Edward Earl Cordova, 47, was arrested about 10: 15 p.m. Wednesday at his home at the 7900 block of McNeilin Way in Severn after county narcotics detectives searched the one-story ranch house for more than an hour on a search-and-seizure warrant. They found two teen-agers smoking marijuana and recovered a bag of the drug, Sgt. Jeff Price said.
Court charging documents said the search also yielded letters from Cordova's bedroom and his 14-year-old daughter's bedroom that said Cordova allowed his daughter to smoke marijuana and sometimes smoked it with her.
Cordova was charged with possession of marijuana, contributing to the condition of a child and keeping and maintaining a common nuisance, police said.
David Carroll Harrison, 18, who is unrelated to Cordova but lived at the address, and Cordova's daughter were arrested and charged with possession of marijuana after detectives said they found them smoking in the basement, Price said.
Price said the arrests were made during a two-month investigation that began after residents of the Gambrills community, where Cordova lived at the time, called police to complain about teen-agers coming and going at Cordova's home in the 2400 block of Flowering Tree Lane.
'End of the World'
He said the investigation intensified after Cordova's son, Edward Eric, died April 26 when he was ejected from a car that was driven into a tree during an afternoon joy ride on a curvy, Crownsville road that area teen-agers call the "End of the World."
The boy's father said then that teen-agers gave the bend the name because if you miss the curve and veer off the road, "you go off the end of the world."

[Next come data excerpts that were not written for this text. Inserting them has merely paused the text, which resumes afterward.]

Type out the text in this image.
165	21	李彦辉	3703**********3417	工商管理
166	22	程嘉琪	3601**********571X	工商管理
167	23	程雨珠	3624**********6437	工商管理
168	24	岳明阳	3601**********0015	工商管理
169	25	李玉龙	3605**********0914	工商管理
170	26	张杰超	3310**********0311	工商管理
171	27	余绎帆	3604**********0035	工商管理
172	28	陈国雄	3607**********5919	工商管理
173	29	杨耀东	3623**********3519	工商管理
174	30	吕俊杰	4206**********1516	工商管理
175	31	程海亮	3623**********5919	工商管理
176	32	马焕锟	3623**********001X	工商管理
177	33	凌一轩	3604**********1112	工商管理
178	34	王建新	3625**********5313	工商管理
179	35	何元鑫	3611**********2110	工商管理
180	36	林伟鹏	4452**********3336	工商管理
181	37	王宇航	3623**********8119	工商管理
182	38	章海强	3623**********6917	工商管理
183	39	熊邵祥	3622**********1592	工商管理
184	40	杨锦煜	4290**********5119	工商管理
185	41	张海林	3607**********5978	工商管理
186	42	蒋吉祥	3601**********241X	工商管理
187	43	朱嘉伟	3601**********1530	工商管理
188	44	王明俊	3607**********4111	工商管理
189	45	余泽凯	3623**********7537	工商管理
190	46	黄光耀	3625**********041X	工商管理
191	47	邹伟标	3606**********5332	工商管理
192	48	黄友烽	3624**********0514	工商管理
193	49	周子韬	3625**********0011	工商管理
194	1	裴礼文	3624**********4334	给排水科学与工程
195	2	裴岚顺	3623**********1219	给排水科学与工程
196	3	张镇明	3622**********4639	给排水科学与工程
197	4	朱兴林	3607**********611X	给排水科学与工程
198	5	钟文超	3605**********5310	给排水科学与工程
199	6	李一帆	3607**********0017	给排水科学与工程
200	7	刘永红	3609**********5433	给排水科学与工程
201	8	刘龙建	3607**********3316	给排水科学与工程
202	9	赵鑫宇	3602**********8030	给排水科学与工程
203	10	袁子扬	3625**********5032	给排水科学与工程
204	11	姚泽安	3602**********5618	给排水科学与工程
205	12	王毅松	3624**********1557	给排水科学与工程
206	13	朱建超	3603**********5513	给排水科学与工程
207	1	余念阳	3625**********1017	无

Tests at the time of the accident showed that the driver had traces of alcohol in his blood, said police spokeswoman Deberah Mabe. She said police are still investigating the accident.
When his son died, Cordova said he was not aware the boy had ever drank or smoked marijuana.
"I saw it in the police report, and I don't believe it," he said.
Price said the accident generated new leads in the police investigation. "We were flooded with calls" from Cordova's neighbors, he said.
He said police began watching Cordova's home, and the surveillance continued after Cordova moved to Severn about three weeks ago.
Many of Cordova's neighbors in Gambrills said yesterday they were not surprised by his arrest. They said he had told them he was on disability.
"There were kids going to that house at all hours of the night," said John Morano, who lives across from Cordova's previous home. "I had a feeling something was going on over there."
But in Cordova's new neighborhood, a quiet, densely forested community with a handful of houses, residents were shocked at their neighbor's arrest.
'Quiet and polite'
"They were quiet and polite, even the kids," said Bob Thompson, neighbor and owner of Cordova's rented house, which is at the end of a dead-end street. He said Cordova told him "he moved here because the other house brought back memories of his son."
Price said that since the arrests, police have received a flood of telephone calls, some from teen-agers telling detectives they had frequented Cordova's home.
Price said police also are investigating whether marijuana was sold from the home.
Cordova's daughter has been released to the custody of her mother, who is divorced from Cordova and lives in Jessup, Price said.
Harrison, who said he was released yesterday morning, was back at the Severn home but declined to comment.
"I'm still pretty shaken up by it," he said, pacing outside the house, smoking a cigarette.
Cordova's bail was set at $5,000 yesterday afternoon at a hearing, during which he looked pale and tired and pleaded for leniency.
"I'm grieving for my son, who was killed in a car accident," he said. "And I need to be with my daughter right now to help her with her grieving process."